Wow.  That's pretty neat.  ORM plus MVC equals application.  :)  You 
can even implement transaction rollback and undo by keeping another 
tuple-diff log, similar to the one kept to buffer DB writes, and 
reversing the actions.

So, that is definitely the right way to go.  There are some details 
to be figured out here, though, in that you still need a special kind 
of cell for the domain model attributes.  Writing to a domain model 
field, for example, should result in changes being immediately 
written to the tuple-based layer beneath, rather than being chained via a cell.

So, there may need to be a third type of cell -- a Rim?  Axle? -- 
that works by sending data to a Hub somewhere.  Technically, however, 
this can be implemented using a hub, since hubs will have code that 
gets run whenever a value is set.  So, that code can just interpret 
the set operation appropriately.

This leaves one final problem, which is implementing domain 
attributes with mutually dependent rules.  It's not obvious that 
these can still work in this model, without pushing those rules into 
the fact tuple layer, instead of leaving them in the domain 
layer.  However, the rules can still be defined in the domain layer; 
it's just that objects retrieved from the relational layer won't have 
those rules in effect.

A simple "clone" operation, however, could be used to make a 
scratchpad copy of the object for editing, with all the 
interdependency rules in effect -- it's just another instance of the 
domain object, with its default cell rules instead of the 
database-backed ones.  "Saving" the changed object would then just 
mean copying the values back to the original object, automatically 
updating all dependencies.

In other words, you could use the same trellis.Component class for 
both database-backed and non-database backed instances, with the only 
difference being their runtime Cell contents.

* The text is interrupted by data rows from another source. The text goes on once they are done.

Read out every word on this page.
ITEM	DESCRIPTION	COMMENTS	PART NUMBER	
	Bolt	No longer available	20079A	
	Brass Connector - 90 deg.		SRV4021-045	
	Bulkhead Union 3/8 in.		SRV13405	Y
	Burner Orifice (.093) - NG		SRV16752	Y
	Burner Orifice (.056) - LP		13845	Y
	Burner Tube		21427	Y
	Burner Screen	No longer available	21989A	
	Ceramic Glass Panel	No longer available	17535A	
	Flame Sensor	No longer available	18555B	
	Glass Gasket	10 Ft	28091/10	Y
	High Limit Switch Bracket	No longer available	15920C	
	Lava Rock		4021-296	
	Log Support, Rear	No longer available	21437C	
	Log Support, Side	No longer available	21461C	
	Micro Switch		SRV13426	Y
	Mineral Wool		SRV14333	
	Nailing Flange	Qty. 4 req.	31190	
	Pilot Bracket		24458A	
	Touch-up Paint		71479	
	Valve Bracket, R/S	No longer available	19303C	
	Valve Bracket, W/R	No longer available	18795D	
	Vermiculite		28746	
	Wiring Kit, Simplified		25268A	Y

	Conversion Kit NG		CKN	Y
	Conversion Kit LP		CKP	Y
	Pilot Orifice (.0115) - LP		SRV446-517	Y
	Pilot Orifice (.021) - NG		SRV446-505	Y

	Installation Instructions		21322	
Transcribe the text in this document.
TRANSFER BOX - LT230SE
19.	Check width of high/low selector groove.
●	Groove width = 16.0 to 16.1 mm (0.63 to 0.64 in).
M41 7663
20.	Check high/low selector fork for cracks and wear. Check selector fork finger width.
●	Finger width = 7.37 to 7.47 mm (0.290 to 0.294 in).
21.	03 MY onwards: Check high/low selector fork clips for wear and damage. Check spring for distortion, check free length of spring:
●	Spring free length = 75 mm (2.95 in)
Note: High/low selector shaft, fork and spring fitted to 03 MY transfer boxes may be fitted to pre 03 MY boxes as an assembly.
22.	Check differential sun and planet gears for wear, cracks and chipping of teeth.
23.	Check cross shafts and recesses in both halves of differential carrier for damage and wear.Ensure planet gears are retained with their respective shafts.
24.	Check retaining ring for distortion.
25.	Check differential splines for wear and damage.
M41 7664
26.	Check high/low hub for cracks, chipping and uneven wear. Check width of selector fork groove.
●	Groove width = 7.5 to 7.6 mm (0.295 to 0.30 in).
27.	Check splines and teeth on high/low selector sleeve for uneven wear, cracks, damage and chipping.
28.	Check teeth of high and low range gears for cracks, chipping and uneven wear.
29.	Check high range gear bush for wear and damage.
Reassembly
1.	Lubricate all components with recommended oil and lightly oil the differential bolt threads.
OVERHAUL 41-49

I can even envision domain model classes having an "errors" cell that 
lists validation problems with the content of the object.  The 
interaction layer that's editing the object can display the errors in 
real time during editing, and refuse to allow saving until there are 
no errors left!

So, now all I need to do is implement Hubs, Spokes, and an O-R 
mapping layer.  ;-)  (Unfortunately, reuse of an existing O-R mapper 
isn't practical since the model heavily depends on the way writes to 
the "R" level are propagated back to the "O" level.)